Article 2 : L'affaire est renvoyée à la cour administrative d'appel de Lyon.

Article 3 : Les conclusions présentées au titre de l'article L. 761-1 du code de justice administrative sont rejetées.

Article 5 : La présente décision sera notifiée à la commune de Dijon et à la SARL Oxial. Copie en sera adressée à la ministre de l'environnement, de l'énergie et de la mer, chargée des relations internationales sur le climat.





Analyse

Abstrats : 02-01-04-02-05 AFFICHAGE ET PUBLICITÉ. AFFICHAGE. RÉGIME DE LA LOI DU 29 DÉCEMBRE 1979. DISPOSITIONS APPLICABLES À LA PUBLICITÉ. DISPOSITIONS PARTICULIÈRES APPLICABLES À CERTAINS MODES D'EXERCICE DE LA PUBLICITÉ. - LIMITATION DE LA SURFACE UNITAIRE DES PUBLICITÉS LUMINEUSES (ART. R. 581-34 DU C. ENVIR.) - NOTION DE SURFACE UNITAIRE - ENSEMBLE DU PANNEAU DONT L'OBJET EST DE RECEVOIR LA PUBLICITÉ LUMINEUSE [RJ1].

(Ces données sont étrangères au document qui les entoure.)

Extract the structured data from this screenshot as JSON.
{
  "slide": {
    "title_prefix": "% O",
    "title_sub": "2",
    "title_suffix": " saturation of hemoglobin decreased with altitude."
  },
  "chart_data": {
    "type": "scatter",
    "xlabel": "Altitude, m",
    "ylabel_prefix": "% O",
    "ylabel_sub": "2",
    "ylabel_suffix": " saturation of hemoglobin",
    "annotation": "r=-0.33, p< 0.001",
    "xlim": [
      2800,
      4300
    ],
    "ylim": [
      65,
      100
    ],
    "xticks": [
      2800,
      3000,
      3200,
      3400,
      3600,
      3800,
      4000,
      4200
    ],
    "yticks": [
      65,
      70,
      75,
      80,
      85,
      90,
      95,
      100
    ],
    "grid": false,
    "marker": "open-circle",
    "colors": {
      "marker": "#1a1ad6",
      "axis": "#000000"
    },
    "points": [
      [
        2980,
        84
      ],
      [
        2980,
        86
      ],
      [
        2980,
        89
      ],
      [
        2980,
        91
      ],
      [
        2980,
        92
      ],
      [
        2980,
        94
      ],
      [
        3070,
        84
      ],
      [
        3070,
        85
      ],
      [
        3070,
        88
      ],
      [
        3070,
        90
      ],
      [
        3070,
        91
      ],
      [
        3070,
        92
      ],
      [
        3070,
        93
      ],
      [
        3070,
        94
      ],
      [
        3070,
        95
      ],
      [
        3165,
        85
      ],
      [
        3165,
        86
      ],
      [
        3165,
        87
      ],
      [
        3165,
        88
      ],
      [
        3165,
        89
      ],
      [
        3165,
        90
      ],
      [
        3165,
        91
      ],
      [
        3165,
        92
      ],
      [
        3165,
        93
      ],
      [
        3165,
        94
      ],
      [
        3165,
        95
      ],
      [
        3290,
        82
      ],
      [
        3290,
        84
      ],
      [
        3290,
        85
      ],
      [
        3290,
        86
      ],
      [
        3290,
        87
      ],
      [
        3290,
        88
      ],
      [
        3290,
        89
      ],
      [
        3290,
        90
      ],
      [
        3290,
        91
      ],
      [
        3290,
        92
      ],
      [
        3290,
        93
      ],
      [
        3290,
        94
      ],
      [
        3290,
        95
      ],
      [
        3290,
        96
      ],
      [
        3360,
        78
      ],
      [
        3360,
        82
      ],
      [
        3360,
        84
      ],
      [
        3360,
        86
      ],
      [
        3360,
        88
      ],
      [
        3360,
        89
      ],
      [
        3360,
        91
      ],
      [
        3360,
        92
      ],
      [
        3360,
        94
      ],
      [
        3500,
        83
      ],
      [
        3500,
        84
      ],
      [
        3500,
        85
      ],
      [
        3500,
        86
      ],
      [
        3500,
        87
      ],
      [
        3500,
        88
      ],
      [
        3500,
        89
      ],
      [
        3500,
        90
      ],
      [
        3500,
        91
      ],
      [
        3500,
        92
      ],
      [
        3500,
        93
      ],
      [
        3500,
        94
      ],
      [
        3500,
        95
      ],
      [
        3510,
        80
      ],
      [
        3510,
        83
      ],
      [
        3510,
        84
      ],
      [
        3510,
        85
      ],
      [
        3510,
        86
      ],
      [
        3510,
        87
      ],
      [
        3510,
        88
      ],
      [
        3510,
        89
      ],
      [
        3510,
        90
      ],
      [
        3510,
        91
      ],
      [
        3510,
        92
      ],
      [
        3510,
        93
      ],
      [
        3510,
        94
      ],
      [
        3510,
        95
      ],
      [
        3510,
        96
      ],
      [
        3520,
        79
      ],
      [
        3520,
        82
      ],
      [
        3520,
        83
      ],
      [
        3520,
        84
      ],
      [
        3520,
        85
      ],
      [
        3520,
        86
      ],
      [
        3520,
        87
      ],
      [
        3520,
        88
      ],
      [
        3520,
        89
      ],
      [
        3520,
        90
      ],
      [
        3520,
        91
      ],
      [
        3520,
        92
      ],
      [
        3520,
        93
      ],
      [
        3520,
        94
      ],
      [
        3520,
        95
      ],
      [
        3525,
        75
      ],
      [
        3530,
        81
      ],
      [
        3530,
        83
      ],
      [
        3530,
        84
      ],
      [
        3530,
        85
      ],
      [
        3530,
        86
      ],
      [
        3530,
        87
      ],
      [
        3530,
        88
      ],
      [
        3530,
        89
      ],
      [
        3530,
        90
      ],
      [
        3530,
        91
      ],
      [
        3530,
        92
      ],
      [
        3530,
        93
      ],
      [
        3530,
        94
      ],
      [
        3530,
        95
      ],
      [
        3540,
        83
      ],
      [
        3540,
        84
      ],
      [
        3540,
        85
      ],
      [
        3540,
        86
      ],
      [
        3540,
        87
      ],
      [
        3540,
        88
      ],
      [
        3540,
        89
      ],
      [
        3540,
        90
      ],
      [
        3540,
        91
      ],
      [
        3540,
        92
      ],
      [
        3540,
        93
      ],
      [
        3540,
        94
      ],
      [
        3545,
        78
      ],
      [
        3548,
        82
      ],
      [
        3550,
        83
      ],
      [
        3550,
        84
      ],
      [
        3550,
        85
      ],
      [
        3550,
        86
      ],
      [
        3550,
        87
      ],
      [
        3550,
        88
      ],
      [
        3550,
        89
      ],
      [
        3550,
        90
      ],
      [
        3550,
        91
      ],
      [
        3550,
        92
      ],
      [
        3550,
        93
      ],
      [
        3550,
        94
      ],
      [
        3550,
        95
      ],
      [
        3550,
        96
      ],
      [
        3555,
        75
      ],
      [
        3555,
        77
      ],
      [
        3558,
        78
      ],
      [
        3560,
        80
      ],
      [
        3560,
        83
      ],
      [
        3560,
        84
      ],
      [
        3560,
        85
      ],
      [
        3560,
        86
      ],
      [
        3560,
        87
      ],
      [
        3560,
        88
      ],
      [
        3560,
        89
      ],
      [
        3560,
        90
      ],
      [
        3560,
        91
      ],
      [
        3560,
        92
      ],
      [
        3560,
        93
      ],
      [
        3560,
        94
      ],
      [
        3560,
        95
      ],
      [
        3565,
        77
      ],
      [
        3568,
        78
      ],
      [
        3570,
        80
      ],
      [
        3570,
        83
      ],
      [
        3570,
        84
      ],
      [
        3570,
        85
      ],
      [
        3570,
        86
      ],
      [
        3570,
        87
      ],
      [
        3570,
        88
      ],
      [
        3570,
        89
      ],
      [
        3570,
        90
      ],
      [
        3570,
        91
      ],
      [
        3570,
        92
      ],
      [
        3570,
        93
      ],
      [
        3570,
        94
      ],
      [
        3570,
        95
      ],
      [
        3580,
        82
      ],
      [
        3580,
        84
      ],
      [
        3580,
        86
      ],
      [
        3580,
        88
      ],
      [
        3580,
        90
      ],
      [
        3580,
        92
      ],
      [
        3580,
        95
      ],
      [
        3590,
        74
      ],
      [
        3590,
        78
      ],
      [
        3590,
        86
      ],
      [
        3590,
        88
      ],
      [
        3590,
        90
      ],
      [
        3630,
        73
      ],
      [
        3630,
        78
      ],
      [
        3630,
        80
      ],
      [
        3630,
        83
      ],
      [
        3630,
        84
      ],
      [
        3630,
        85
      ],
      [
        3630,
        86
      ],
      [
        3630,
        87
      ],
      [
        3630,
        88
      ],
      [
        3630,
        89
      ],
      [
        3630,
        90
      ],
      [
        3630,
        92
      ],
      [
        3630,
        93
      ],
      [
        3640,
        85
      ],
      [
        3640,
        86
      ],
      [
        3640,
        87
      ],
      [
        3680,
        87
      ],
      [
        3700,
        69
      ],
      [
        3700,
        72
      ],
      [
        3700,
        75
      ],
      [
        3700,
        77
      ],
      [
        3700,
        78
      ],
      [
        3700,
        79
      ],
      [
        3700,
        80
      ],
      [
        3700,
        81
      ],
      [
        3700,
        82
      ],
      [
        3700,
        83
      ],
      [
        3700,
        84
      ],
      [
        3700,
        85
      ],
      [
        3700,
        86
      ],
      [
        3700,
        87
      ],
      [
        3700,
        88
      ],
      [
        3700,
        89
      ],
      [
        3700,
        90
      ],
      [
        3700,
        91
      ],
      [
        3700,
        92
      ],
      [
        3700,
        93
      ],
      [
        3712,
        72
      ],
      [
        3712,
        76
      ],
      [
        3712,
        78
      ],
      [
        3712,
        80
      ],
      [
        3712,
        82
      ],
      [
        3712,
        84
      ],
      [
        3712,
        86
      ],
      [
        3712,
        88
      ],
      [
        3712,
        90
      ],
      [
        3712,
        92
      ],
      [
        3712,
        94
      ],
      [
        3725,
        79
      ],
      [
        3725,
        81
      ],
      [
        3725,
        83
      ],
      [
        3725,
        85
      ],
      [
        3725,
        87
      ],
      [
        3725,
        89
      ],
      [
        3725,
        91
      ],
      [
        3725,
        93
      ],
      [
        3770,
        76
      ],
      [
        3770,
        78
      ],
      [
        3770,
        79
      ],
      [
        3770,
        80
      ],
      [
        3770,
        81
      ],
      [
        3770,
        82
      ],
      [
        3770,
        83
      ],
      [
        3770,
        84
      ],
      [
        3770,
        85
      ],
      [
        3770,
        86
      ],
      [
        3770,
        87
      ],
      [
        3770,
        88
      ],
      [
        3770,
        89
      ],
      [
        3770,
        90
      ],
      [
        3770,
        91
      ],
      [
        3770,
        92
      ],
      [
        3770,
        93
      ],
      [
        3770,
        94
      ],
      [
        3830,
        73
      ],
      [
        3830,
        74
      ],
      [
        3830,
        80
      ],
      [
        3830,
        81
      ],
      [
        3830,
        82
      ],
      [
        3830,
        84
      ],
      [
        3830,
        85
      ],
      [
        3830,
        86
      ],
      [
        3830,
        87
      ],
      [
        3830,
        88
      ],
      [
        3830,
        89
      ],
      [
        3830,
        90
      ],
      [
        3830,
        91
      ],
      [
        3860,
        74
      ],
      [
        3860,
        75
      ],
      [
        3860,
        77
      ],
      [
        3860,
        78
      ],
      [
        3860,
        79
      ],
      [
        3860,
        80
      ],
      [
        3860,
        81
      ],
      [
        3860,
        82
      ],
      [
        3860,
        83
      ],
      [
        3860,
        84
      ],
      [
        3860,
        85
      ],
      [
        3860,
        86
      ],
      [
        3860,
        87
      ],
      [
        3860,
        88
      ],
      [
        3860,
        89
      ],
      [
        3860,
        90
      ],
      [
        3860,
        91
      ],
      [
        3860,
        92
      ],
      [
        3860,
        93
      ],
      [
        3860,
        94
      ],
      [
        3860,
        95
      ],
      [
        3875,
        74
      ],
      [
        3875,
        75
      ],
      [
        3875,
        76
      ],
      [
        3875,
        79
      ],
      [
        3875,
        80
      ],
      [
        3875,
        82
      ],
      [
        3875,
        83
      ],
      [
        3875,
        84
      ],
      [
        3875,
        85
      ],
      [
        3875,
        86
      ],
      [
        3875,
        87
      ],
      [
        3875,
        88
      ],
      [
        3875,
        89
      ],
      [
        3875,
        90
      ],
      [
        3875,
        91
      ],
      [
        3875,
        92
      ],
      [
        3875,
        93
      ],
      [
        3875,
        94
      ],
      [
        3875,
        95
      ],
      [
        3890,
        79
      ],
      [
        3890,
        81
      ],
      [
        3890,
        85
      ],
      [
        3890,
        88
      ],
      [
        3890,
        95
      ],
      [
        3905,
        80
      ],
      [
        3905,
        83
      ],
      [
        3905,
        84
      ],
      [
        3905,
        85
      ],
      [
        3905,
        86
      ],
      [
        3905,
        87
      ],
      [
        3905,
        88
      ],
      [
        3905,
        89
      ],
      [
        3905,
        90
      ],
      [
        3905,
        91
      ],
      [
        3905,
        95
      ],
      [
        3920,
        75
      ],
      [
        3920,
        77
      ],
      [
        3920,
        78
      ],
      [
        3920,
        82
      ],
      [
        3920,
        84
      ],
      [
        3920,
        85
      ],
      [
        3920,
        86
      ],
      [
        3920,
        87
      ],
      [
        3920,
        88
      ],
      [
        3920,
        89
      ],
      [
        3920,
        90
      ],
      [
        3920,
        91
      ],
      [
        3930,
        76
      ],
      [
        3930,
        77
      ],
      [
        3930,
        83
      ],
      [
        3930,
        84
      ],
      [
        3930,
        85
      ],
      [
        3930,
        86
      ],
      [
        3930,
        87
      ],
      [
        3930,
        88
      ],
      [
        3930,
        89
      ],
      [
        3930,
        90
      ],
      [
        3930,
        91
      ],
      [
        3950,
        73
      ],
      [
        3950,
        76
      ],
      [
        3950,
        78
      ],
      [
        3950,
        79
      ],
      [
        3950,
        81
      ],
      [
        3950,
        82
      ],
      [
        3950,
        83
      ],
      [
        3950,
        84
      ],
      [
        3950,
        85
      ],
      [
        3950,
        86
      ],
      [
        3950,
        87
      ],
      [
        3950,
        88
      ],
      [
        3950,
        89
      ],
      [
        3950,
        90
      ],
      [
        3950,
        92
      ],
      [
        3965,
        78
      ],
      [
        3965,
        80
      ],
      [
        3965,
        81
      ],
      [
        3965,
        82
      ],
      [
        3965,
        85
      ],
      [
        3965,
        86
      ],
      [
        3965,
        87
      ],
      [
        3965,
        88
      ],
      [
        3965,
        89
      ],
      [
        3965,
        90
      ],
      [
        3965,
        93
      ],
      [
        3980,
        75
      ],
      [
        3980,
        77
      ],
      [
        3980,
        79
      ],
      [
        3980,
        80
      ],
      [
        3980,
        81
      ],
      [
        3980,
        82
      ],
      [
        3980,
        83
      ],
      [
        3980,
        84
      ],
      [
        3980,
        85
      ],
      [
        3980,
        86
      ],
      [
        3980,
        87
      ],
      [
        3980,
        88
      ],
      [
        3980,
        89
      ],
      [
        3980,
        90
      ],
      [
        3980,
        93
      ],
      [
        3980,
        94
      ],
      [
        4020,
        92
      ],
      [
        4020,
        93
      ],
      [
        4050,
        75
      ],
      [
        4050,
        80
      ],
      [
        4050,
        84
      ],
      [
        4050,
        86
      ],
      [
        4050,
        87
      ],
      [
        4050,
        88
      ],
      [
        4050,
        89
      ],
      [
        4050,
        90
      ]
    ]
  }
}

Résumé : 02-01-04-02-05 Limite de 8 m² fixée par l'article R. 581-34 du code de l'environnement pour la surface unitaire d'une publicité lumineuse. Pour calculer cette surface unitaire, il convient de prendre en compte, non pas la seule surface de la publicité lumineuse apposée sur le dispositif publicitaire mais le dispositif lui-même dont le principal objet est de recevoir cette publicité, c'est-à-dire la surface du panneau litigieux tout entier.



[RJ1] Cf. CE, 6 octobre 1999, Société Sopremo, n° 169570, T. pp. 623-963.